De plus l’enseignement des sciences de la société dans le second degré n’a pas pour unique finalité d’être une propédeutique dans ce domaine de savoirs. Il se veut éducation à une

citoyenneté critique. En conséquence, les connaissances économiques et sociales dont on veut doter les élèves ne prétendent pas leur dicter ce qui serait le bon choix en matière économique ou sociale, les choix dans ce domaine sont politiques. L’objectif est plutôt de les former à l’exercice de la démocratie, de les aider pour délibérer et agir aujourd’hui et demain en citoyens plus avertis et critiques. Il n’y a donc pas aux questions qui leurs sont posées ou qui sont abordées avec eux une unique réponse attendue, mais un éventail de réponses possibles assorties d’arguments recevables et correctement ordonnés.

Ces divers éléments témoignent d’une pluralité de significations légitimes qu’un même item de programme peut prendre.

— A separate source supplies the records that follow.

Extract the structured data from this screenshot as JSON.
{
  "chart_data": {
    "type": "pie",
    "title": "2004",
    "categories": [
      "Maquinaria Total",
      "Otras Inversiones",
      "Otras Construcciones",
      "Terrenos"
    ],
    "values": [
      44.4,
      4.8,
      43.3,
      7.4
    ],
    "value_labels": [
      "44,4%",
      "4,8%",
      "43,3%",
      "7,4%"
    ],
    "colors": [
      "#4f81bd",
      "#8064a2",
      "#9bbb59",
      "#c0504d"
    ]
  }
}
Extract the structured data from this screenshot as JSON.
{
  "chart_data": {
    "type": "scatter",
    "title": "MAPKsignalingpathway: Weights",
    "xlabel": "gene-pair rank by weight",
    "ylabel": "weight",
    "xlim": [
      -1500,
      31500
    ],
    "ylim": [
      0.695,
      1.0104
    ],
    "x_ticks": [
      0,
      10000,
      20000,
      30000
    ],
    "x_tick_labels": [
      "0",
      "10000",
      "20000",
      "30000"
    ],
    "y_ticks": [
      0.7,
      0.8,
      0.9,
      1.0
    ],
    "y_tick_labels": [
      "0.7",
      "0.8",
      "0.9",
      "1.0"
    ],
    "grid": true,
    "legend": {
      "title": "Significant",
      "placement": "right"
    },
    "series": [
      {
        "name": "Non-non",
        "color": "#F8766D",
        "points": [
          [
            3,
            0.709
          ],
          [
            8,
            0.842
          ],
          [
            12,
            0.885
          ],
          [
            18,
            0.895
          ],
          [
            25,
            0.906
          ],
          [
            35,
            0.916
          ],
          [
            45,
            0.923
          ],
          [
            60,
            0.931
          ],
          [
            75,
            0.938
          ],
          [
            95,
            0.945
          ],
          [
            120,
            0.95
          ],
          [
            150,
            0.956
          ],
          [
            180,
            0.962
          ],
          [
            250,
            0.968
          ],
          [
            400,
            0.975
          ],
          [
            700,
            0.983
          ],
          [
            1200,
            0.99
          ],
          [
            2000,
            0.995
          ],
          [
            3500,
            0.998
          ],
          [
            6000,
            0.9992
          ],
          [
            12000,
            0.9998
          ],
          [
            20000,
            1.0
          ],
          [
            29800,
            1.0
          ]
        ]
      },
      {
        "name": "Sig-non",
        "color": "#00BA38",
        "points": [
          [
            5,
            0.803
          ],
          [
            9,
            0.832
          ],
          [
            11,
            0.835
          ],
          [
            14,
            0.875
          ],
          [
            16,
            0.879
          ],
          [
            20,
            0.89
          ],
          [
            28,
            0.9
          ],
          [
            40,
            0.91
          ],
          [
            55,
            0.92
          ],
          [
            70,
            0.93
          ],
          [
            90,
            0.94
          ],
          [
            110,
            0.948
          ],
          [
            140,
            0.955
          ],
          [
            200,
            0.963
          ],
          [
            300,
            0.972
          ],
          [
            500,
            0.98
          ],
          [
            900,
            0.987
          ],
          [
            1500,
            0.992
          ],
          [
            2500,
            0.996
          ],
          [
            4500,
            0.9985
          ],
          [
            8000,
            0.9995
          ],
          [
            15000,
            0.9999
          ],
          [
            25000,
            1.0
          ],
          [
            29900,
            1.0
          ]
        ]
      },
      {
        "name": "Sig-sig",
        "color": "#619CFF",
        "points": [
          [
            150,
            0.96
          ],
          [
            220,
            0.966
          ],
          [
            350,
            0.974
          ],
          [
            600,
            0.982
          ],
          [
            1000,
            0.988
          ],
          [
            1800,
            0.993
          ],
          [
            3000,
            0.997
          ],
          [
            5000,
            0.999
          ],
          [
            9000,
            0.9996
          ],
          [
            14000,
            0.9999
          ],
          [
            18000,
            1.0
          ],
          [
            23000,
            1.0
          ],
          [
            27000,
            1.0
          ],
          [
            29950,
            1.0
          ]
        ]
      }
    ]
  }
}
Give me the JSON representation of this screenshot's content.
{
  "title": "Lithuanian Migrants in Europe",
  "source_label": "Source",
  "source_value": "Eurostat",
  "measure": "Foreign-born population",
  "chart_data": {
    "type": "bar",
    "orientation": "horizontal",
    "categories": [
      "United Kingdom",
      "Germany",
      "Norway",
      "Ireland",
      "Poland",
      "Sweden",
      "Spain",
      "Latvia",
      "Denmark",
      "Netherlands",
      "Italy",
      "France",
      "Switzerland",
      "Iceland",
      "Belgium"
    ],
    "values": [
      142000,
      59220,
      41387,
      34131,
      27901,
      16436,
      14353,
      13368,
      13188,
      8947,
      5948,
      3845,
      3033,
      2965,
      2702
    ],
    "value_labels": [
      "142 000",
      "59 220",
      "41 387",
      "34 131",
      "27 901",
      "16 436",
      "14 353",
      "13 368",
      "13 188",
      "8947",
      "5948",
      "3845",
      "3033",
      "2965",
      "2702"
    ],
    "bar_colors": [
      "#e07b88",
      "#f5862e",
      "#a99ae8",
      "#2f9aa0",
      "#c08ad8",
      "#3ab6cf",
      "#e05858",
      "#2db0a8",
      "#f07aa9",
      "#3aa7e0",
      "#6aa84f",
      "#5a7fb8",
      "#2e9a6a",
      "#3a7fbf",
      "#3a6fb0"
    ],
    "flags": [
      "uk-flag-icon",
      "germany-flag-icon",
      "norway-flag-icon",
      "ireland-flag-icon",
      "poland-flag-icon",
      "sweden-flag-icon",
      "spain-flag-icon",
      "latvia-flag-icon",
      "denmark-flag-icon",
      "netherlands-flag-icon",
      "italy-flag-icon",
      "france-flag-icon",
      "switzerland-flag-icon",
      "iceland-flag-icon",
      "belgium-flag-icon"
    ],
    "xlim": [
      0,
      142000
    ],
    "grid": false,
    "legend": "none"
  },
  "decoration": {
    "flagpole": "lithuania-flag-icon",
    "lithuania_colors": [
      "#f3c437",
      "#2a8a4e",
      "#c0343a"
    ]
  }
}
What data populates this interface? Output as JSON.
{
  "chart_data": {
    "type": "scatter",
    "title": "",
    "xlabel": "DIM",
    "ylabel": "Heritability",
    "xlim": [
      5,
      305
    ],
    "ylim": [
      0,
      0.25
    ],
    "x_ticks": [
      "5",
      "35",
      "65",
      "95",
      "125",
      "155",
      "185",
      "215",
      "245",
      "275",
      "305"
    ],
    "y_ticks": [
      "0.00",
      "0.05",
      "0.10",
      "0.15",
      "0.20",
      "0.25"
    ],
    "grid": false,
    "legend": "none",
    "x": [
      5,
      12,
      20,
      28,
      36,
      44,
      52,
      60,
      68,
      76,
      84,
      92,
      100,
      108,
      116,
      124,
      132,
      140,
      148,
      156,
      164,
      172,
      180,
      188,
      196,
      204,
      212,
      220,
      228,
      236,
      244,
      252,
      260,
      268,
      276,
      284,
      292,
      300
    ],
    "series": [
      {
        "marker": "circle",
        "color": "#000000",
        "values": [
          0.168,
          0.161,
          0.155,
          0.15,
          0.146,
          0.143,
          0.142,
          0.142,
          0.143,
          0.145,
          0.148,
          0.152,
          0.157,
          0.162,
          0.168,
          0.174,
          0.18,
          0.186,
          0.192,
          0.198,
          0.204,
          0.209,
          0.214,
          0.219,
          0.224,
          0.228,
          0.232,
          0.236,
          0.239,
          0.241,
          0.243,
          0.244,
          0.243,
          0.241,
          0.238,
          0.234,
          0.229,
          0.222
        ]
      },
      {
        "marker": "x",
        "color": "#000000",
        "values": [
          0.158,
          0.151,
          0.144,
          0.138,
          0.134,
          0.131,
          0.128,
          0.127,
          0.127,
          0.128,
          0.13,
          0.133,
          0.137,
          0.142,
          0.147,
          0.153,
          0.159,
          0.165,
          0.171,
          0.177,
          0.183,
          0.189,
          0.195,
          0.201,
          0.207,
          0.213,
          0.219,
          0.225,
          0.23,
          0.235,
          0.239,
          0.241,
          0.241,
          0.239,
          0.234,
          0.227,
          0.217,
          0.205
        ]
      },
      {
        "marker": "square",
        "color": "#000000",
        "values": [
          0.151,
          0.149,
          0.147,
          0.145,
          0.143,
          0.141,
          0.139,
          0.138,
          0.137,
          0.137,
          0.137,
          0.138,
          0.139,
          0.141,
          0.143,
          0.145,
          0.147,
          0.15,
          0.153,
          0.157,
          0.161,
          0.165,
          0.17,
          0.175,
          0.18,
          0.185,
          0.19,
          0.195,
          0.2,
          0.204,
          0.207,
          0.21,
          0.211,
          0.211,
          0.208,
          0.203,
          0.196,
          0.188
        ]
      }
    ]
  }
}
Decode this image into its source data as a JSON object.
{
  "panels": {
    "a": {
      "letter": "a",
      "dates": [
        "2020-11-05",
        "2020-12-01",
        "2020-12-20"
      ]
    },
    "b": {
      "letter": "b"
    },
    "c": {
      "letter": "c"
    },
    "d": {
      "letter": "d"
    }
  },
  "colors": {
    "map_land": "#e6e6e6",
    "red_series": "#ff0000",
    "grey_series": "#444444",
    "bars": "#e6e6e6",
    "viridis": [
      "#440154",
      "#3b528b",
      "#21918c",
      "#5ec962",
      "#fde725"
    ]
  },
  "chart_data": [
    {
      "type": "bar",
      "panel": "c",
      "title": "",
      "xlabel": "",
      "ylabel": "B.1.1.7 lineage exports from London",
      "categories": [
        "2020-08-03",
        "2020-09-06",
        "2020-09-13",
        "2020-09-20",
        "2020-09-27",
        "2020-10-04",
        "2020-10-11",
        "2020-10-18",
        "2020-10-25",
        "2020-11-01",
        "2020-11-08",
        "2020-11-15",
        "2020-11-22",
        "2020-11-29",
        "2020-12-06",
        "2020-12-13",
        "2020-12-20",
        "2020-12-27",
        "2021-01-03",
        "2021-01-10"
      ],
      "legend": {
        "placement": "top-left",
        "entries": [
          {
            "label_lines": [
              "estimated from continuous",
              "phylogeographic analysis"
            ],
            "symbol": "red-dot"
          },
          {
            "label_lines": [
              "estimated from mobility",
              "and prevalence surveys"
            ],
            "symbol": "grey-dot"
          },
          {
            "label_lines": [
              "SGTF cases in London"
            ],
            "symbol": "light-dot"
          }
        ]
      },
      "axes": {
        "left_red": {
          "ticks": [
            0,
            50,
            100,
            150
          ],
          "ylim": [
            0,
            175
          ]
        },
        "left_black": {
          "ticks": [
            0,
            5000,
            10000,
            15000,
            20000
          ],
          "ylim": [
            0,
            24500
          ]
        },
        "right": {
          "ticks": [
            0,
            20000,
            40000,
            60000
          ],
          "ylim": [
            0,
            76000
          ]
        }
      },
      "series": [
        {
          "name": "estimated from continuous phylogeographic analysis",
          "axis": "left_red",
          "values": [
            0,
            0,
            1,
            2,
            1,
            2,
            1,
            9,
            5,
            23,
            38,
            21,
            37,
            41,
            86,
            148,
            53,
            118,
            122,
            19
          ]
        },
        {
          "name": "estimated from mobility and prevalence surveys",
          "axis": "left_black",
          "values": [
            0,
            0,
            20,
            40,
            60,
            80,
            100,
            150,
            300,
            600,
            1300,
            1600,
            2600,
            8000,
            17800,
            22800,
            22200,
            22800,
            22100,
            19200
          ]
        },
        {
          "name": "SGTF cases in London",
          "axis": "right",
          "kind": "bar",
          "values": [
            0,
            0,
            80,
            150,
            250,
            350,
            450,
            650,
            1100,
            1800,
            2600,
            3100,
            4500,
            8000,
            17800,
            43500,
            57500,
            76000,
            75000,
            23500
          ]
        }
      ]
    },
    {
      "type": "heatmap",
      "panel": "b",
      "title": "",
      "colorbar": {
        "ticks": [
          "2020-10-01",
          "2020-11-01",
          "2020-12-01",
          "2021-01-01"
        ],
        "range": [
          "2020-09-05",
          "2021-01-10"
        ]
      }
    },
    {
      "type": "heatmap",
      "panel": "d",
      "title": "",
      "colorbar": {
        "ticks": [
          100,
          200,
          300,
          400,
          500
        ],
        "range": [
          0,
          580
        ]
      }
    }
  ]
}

La deuxième raison de porter l’accent sur l’incertitude dans la réalisation du cours provient de ce que mon projet de recherche visait principalement à montrer l’épaisseur du moment de la réalisation et la diversité des possibilités pratiques de celles-ci. Cet espace d’action du professeur est nécessaire pour enseigner les contenus des programmes si on accepte le principe de transposition comme apprêt du savoir en accord avec des significations qui soient socialement valables. Dans cette réalisation le professeur fait face à la présence des élèves, seulement anticipée lors de la préparation. Or, on sait qu’aujourd’hui, plus qu’autrefois, même au niveau des lycées, les situations scolaires peuvent ne pas tenir (Derouet 1998), l’ordre ne va pas de soi (Dubet 2002), il faut l’assurer ou le restaurer à chaque heure de cours. Anne Barrère (Barrère 2000) fait remarquer que le travail des enseignants du second degré comporte pour tâche centrale ce moment du cours par rapport auquel la préparation est orientée. Ce moment du cours est devenu plus complexe du fait de l’énergie qu’il faut investir dans le maintien de l’ordre. L’organisation du travail des élèves et les conditions de l’apprentissage, fait-elle remarquer, ne peuvent trouver un modèle à suivre, les enseignants doivent « bricoler » selon les situations diverses auxquelles ils sont confrontés. Je me suis préoccupé de ce « bricolage ».